Als ich Sarah zuhörte, fragte ich mich, ob etwas von dem, was sie fühlte, eher mit dem Gefühl verbunden war, nicht verbunden zu sein, als mit dem Gefühl, dass sie ihren eigenen Werten und Standards nicht entsprochen hatte. Der Tod ihrer Großmutter hatte sie ohne eine wichtige Verbindung verlassen; und manchmal, obwohl wir es besser wissen, denkt ein kindlicher Teil von uns: "Wenn ich mich nur besser benommen hätte, wäre diese Person nicht gestorben und hätte mich zurückgelassen." Sarahs Schuld war also eine Art, ihre Großmutter festzuhalten, einen geheimen Glauben zu bewahren, dass sie ihre Großmutter zurückbringen könnte, wenn sie nur ihr Versagen wettmachen könnte.
Ich fing an zu denken, dass einige meiner anderen Klienten auch versuchen könnten, Beziehungen durch Schuldgefühle festzuhalten oder zu reparieren.

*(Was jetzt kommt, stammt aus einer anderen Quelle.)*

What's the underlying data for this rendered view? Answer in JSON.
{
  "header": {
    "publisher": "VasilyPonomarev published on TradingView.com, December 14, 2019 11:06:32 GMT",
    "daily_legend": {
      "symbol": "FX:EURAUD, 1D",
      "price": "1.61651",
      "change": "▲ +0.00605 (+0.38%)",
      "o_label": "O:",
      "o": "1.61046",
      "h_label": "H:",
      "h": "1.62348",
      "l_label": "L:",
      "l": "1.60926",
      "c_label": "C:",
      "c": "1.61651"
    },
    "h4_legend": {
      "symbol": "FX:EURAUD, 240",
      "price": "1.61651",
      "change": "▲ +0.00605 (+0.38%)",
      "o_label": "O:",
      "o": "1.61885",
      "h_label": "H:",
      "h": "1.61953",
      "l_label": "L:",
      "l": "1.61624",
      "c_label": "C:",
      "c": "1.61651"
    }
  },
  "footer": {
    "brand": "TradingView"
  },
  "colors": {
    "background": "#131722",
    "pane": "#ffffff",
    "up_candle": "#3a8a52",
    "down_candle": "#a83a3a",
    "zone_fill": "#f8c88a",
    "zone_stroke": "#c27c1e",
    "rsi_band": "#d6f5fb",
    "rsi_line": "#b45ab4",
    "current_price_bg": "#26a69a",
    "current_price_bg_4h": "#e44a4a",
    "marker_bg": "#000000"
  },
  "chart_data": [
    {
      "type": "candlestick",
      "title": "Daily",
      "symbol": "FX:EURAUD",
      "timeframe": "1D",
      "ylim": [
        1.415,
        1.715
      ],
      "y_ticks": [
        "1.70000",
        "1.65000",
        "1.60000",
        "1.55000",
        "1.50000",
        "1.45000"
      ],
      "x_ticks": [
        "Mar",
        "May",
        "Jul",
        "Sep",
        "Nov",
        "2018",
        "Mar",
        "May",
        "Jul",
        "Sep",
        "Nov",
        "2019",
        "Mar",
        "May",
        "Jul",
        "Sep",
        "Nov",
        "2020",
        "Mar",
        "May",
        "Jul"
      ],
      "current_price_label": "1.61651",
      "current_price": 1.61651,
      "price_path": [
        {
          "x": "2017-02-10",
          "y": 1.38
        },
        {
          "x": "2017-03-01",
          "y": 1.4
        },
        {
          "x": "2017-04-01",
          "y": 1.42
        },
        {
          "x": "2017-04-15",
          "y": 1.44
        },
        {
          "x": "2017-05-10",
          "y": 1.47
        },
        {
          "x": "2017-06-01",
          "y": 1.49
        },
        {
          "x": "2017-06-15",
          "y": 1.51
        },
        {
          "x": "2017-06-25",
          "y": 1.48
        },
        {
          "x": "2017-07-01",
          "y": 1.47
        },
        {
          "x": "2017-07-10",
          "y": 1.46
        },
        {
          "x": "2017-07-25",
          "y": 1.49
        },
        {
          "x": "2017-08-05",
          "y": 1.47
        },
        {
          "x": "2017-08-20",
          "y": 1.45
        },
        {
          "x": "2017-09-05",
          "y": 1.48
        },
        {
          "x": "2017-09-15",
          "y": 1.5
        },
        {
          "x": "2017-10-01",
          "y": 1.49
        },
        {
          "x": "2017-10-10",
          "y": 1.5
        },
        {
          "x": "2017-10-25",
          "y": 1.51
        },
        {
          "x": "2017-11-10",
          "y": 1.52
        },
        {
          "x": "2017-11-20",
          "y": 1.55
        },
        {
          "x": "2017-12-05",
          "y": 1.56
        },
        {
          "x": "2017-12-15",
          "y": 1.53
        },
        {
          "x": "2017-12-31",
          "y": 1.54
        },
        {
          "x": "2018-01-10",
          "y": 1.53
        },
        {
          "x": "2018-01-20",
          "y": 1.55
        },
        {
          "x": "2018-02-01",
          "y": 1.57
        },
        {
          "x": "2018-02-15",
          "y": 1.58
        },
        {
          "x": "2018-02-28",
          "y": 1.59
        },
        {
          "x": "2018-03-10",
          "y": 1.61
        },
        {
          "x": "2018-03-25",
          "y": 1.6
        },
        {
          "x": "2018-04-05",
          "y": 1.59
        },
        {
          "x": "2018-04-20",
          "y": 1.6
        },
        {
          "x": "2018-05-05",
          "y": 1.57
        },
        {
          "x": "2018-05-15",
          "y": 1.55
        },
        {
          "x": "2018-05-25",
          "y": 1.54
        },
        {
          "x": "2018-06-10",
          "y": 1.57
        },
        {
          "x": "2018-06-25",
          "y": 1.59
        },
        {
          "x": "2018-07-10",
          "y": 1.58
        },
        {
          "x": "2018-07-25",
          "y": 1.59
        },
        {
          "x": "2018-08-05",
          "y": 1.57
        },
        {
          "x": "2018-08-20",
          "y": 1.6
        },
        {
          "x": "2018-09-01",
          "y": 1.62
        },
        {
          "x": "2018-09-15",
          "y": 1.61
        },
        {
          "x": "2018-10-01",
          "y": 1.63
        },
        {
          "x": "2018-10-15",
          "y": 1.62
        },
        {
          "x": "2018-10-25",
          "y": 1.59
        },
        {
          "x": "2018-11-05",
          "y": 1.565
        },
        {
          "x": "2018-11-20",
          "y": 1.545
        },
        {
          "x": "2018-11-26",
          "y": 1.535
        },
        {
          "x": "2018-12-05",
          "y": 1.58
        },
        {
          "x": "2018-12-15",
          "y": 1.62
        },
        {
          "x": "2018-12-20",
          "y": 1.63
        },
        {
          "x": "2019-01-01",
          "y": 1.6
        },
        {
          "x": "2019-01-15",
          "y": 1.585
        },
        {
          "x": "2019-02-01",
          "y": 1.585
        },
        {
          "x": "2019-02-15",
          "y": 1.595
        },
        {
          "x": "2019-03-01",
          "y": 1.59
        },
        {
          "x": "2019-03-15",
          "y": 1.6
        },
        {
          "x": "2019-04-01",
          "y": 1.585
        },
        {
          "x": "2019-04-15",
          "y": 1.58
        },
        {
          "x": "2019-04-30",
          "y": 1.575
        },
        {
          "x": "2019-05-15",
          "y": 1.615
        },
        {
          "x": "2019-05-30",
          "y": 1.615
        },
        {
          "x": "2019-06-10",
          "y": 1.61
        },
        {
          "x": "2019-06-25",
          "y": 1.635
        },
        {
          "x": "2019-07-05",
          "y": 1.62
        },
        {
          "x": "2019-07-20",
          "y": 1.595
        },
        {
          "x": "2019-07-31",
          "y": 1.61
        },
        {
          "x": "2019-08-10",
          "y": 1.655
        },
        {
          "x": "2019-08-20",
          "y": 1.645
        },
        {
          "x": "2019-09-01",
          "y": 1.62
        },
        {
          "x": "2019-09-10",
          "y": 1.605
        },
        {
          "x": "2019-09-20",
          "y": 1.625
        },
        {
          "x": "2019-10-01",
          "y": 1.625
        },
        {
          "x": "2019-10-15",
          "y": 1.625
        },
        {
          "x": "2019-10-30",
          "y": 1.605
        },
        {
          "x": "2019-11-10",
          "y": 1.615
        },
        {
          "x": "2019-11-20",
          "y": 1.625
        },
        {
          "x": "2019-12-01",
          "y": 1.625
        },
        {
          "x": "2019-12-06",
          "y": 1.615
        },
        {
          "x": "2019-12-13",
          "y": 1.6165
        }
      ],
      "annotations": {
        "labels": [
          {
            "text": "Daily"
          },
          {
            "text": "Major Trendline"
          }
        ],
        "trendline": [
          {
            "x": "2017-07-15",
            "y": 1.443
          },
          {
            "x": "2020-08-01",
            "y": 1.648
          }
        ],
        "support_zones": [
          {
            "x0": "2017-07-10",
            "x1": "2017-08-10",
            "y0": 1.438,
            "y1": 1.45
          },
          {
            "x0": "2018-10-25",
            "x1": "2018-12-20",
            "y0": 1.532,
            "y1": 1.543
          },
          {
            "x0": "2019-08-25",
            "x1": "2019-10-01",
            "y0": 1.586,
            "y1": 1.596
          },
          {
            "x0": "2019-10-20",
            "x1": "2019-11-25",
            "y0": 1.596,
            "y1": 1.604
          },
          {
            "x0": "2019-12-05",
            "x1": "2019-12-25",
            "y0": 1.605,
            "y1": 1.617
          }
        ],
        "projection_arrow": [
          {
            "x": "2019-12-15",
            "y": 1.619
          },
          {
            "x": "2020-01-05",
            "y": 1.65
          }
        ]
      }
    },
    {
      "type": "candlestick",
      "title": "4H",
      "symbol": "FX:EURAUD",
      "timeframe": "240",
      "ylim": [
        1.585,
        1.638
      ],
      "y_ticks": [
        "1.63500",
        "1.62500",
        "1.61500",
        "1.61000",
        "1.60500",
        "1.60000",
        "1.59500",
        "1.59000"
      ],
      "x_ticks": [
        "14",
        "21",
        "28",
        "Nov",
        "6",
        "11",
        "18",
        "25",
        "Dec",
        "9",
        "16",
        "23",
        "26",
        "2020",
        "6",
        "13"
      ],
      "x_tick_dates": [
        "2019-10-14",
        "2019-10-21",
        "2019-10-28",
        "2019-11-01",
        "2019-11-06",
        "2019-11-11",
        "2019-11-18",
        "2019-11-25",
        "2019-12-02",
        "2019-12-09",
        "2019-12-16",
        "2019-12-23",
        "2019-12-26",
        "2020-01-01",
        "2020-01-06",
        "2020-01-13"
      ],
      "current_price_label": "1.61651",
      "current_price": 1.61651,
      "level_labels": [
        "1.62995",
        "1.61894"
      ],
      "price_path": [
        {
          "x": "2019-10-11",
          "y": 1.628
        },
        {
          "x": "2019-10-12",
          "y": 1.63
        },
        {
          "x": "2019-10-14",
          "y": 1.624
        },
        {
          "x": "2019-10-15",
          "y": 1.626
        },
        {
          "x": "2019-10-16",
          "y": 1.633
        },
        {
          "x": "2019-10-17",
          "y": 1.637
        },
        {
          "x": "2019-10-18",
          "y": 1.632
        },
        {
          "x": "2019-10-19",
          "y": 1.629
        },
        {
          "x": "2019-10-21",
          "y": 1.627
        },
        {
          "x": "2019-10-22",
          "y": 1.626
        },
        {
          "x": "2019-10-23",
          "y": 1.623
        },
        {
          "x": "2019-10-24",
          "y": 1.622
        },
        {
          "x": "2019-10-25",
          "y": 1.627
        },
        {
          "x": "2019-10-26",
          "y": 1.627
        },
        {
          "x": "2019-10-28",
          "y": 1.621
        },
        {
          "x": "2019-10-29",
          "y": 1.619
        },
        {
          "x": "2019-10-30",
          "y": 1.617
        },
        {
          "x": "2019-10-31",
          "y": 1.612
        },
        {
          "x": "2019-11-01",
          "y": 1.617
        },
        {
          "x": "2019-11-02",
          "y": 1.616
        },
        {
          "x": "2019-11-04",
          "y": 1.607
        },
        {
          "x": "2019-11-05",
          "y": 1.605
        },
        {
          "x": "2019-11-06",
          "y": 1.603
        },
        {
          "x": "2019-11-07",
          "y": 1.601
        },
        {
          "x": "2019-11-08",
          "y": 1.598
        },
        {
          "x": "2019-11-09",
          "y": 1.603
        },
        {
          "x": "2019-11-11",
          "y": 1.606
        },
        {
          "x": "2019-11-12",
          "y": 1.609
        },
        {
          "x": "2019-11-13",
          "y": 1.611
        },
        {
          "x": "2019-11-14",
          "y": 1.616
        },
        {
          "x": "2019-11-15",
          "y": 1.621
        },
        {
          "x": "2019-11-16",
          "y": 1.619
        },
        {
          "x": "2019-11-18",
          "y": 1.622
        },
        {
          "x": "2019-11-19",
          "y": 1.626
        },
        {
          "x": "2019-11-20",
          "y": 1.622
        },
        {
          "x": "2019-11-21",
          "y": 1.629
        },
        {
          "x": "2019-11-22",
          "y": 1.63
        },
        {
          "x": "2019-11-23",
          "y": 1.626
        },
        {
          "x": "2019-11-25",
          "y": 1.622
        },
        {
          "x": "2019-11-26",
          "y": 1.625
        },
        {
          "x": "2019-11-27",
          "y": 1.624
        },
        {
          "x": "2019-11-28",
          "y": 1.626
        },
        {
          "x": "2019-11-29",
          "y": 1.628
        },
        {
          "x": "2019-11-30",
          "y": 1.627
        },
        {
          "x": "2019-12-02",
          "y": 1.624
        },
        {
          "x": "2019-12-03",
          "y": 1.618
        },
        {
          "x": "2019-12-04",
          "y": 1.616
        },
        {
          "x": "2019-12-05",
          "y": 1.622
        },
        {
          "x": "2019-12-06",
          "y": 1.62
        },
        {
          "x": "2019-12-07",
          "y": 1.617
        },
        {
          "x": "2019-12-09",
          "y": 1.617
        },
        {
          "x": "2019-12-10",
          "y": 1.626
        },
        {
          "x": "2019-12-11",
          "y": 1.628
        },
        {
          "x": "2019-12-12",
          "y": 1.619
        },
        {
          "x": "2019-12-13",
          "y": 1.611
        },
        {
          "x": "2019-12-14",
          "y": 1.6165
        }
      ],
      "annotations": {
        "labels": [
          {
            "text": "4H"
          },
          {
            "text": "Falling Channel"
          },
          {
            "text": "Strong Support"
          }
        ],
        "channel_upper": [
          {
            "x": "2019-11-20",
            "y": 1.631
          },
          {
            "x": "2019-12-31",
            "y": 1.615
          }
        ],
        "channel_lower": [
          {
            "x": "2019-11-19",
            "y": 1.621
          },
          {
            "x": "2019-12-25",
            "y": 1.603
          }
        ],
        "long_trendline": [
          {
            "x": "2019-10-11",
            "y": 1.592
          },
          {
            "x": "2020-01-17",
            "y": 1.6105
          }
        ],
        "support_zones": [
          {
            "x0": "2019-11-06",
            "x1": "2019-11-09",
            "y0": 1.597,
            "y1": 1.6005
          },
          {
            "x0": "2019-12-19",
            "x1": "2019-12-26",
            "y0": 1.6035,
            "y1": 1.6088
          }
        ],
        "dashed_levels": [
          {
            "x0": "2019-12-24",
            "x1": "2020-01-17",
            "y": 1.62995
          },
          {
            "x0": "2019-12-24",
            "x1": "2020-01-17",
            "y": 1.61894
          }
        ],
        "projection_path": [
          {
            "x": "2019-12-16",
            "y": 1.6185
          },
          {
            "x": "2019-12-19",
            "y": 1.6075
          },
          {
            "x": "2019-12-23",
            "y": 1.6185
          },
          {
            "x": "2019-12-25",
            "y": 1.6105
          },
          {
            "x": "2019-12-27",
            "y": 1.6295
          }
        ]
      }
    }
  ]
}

Die Gedanken sind vielleicht nicht immer logisch, aber ich vermute, dass sie versuchen, in Verbindung zu bleiben. Wenn Scham ein Gefühl ist, dass es nicht wert ist, verbunden zu sein, dann ist Schuld ein Gefühl, dass wir uns selbst würdig machen können. Vielleicht ist eine weitere gute Sache in Bezug auf Schuld, dass sie etwas mit sich bringt, das uns schlecht fühlen lässt.